For agentic systems to be trustworthy and effective, they must be transparent and debuggable. Human oversight remains crucial, particularly in tasks where decision-making involves risk or ambiguity. Instead of relying on ever-larger context windows, a better training paradigm may involve continuous feedback loops. Such systems can be corrected incrementally and guided to competence over time, rather than relying entirely on pre-training.
Insights from Diffusion Models and Human Cognition
An intriguing parallel was drawn between diffusion models and the human brain. Diffusion models generate a range of possibilities simultaneously—an approach that resembles the way humans consider multiple unconscious thoughts before settling on one. This raises the question of whether AI might someday simulate a kind of dream-like training environment. In such a system, learning would occur offline or asynchronously, allowing the model to grow without direct supervision or instruction—much like humans do during sleep.
Toward Real Memory Systems in AI
What is missing from today’s AI landscape is a robust, dynamic memory system. While context windows provide temporary memory, and external databases allow retrieval, we do not yet have a system where models can remember, locate from database, organize, and reflect in the way humans do. Techniques like text-to-LoRA offer shortcuts to weight adjustments without full-scale retraining, but they are still far from creating autonomous learning loops. The challenge ahead is to develop agents that can consolidate learning across time, ideally through mechanisms akin to memory consolidation in the human brain.
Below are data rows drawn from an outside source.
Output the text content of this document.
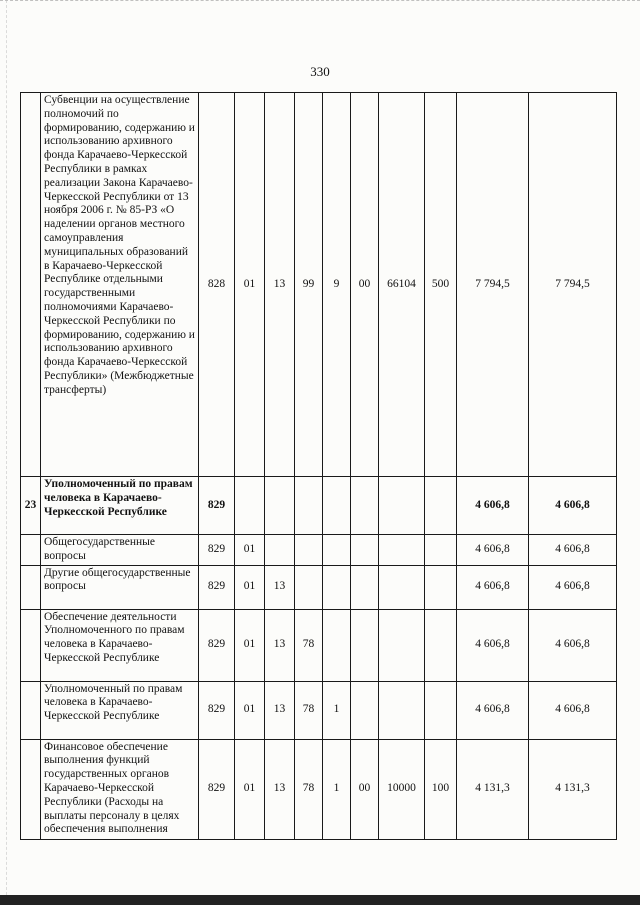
330
	Субвенции на осуществление полномочий по формированию, содержанию и использованию архивного фонда Карачаево-Черкесской Республики в рамках реализации Закона Карачаево-Черкесской Республики от 13 ноября 2006 г. № 85-РЗ «О наделении органов местного самоуправления муниципальных образований в Карачаево-Черкесской Республике отдельными государственными полномочиями Карачаево-Черкесской Республики по формированию, содержанию и использованию архивного фонда Карачаево-Черкесской Республики» (Межбюджетные трансферты)	828	01	13	99	9	00	66104	500	7 794,5	7 794,5
23	Уполномоченный по правам человека в Карачаево-Черкесской Республике	829								4 606,8	4 606,8
	Общегосударственные вопросы	829	01							4 606,8	4 606,8
	Другие общегосударственные вопросы	829	01	13						4 606,8	4 606,8
	Обеспечение деятельности Уполномоченного по правам человека в Карачаево-Черкесской Республике	829	01	13	78					4 606,8	4 606,8
	Уполномоченный по правам человека в Карачаево-Черкесской Республике	829	01	13	78	1				4 606,8	4 606,8
	Финансовое обеспечение выполнения функций государственных органов Карачаево-Черкесской Республики (Расходы на выплаты персоналу в целях обеспечения выполнения	829	01	13	78	1	00	10000	100	4 131,3	4 131,3
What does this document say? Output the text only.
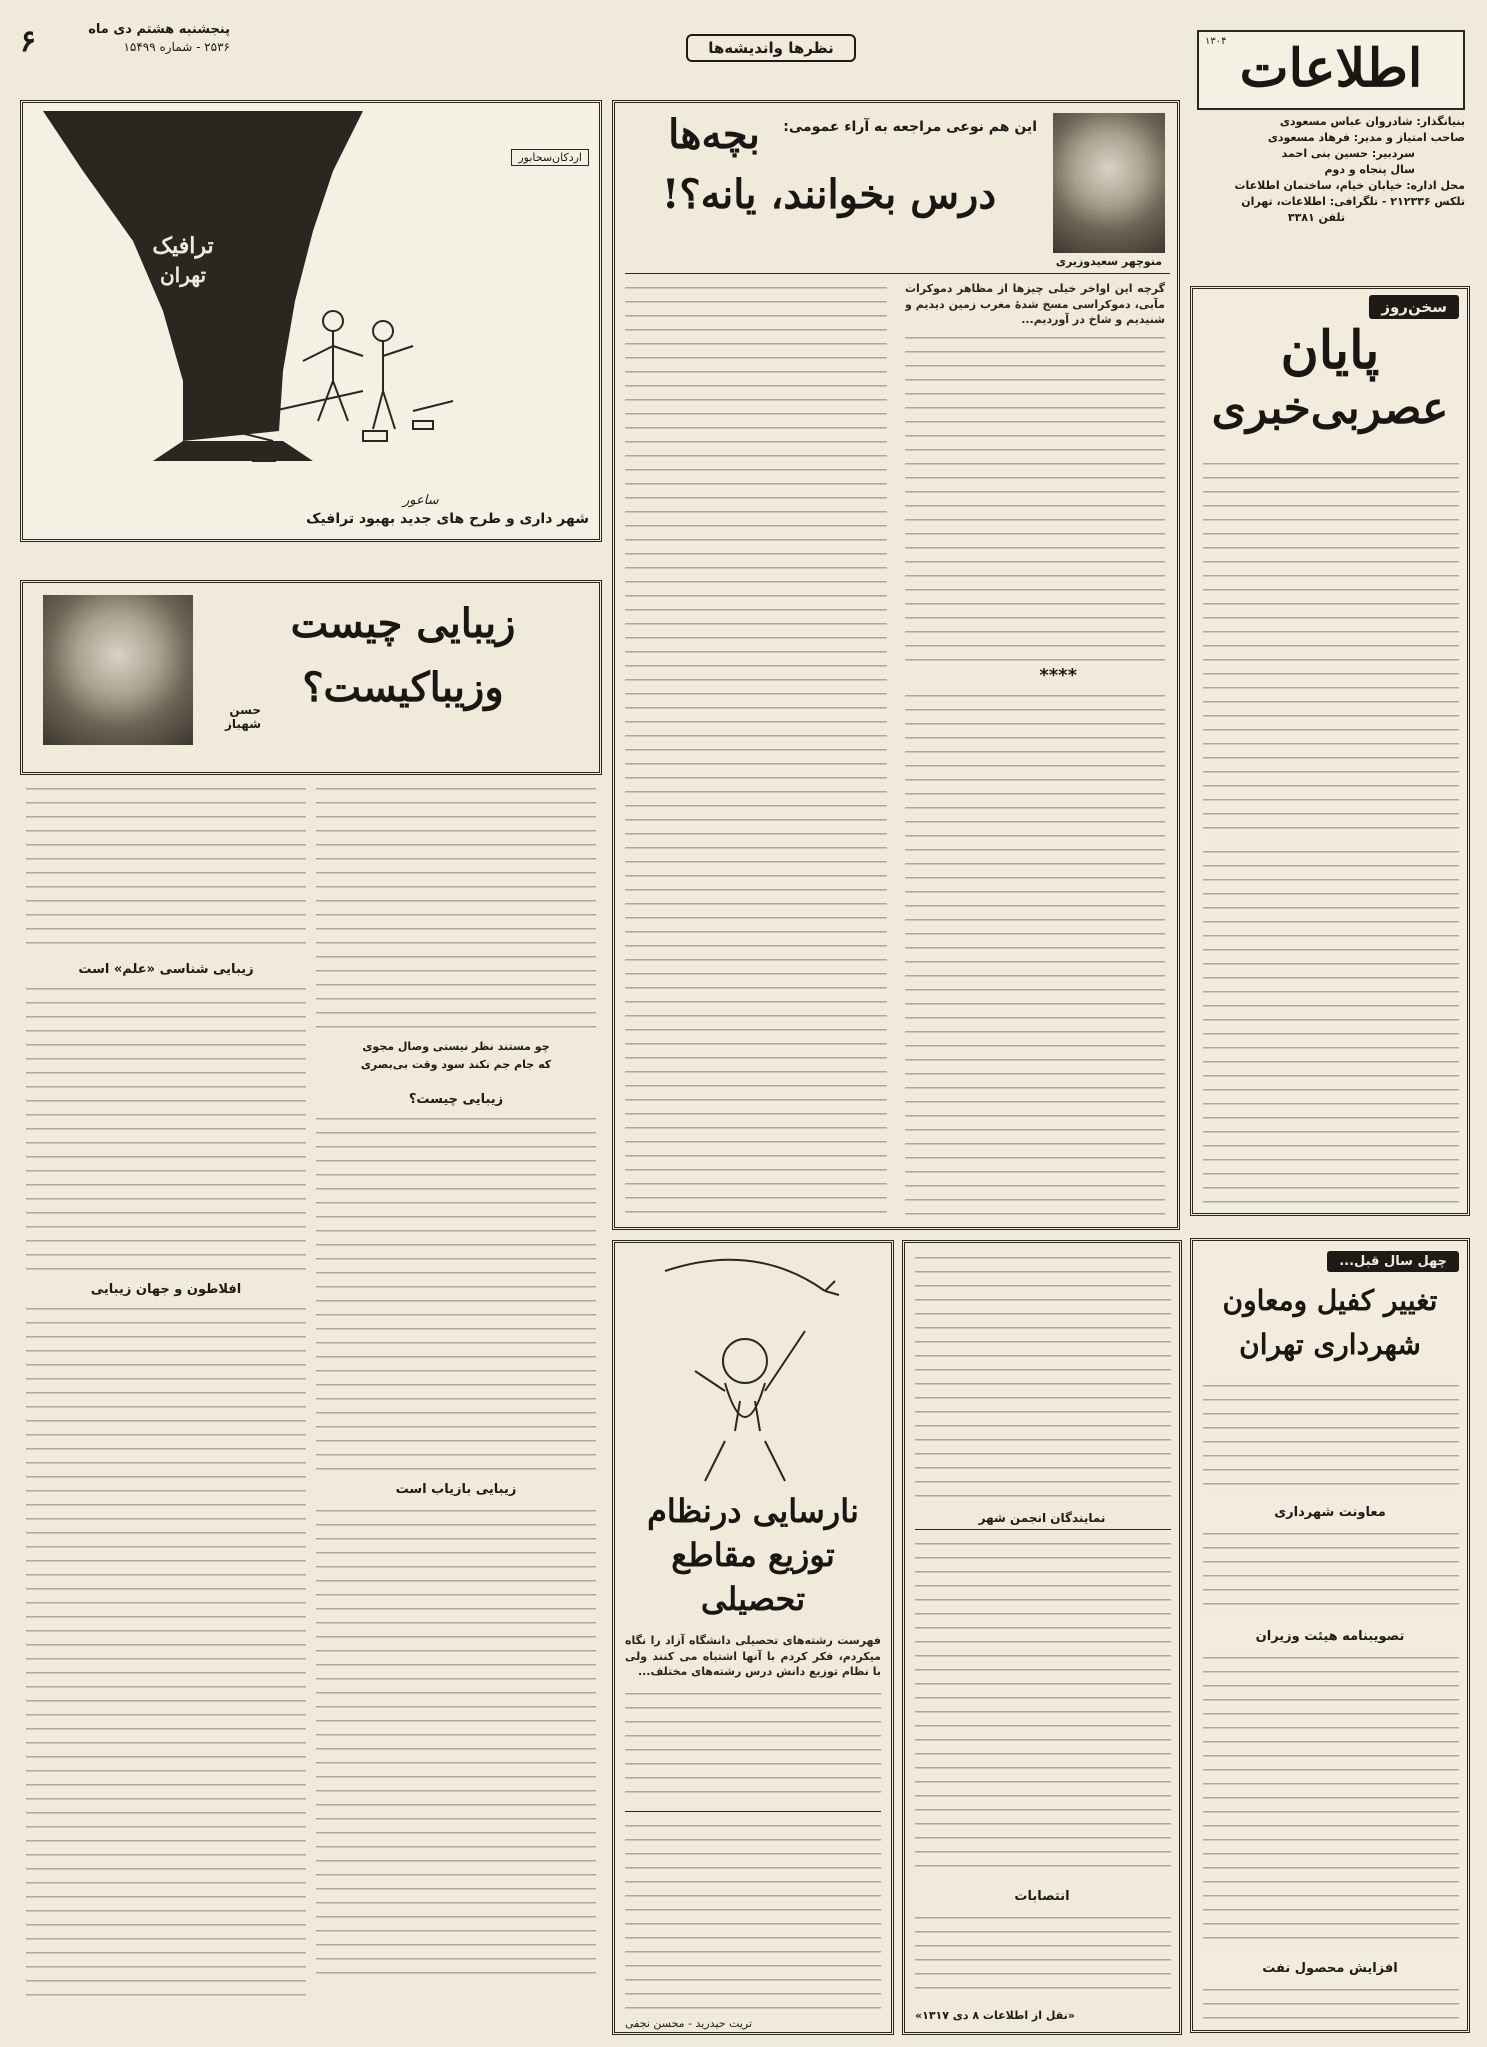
۶	پنجشنبه هشتم دی ماه
۲۵۳۶ - شماره ۱۵۴۹۹	نظرها واندیشه‌ها	اطلاعات
۱۳۰۴
بنیانگذار: شادروان عباس مسعودی
صاحب امتیاز و مدیر: فرهاد مسعودی
سردبیر: حسین بنی احمد
سال پنجاه و دوم
محل اداره: خیابان خیام، ساختمان اطلاعات
تلکس ۲۱۲۳۳۶ - تلگرافی: اطلاعات، تهران
تلفن ۳۳۸۱
سخن‌روز
پایان
عصربی‌خبری
چهل سال قبل...
تغییر کفیل ومعاون
شهرداری تهران
معاونت شهرداری
تصویبنامه هیئت وزیران
افزایش محصول نفت
منوچهر سعیدوزیری
این هم نوعی مراجعه به آراء عمومی:
بچه‌ها
درس بخوانند، یانه؟!
گرچه این اواخر خیلی چیزها از مظاهر دموکرات مآبی، دموکراسی مسخ شدهٔ مغرب زمین دیدیم و شنیدیم و شاخ در آوردیم...
****
اردکان‌سحابور
ترافیک
تهران
ساعور
شهر داری و طرح های جدید بهبود ترافیک
زیبایی چیست
وزیباکیست؟
حسن شهباز
چو مستند نظر نیستی وصال مجوی
که جام جم نکند سود وقت بی‌بصری
زیبایی چیست؟
زیبایی بازیاب است
زیبایی شناسی «علم» است
افلاطون و جهان زیبایی
نارسایی درنظام
توزیع مقاطع
تحصیلی
فهرست رشته‌های تحصیلی دانشگاه آزاد را نگاه میکردم، فکر کردم با آنها اشتباه می کنند ولی با نظام توزیع دانش درس رشته‌های مختلف...
تریت حیدرید - محسن نجفی
نمایندگان انجمن شهر
انتصابات
«نقل از اطلاعات ۸ دی ۱۳۱۷»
Conclusion: The Open Questions Ahead
The topics covered in this event point to the next frontier in AI research, including, but not limited to:
- How to build long-term memory?
- How to allow continuous feedback learning?
- How to assure open, clear, debuggability?
- How to design a framework of multi-agents?
And not to forget, solving the above questions only provide a one-sided wheel, that is a more powerful, human-replacing AI in a workplace. But another side of the wheel needs to answer, how users should adapt to use this AI, instead of being used and pushed aside by it?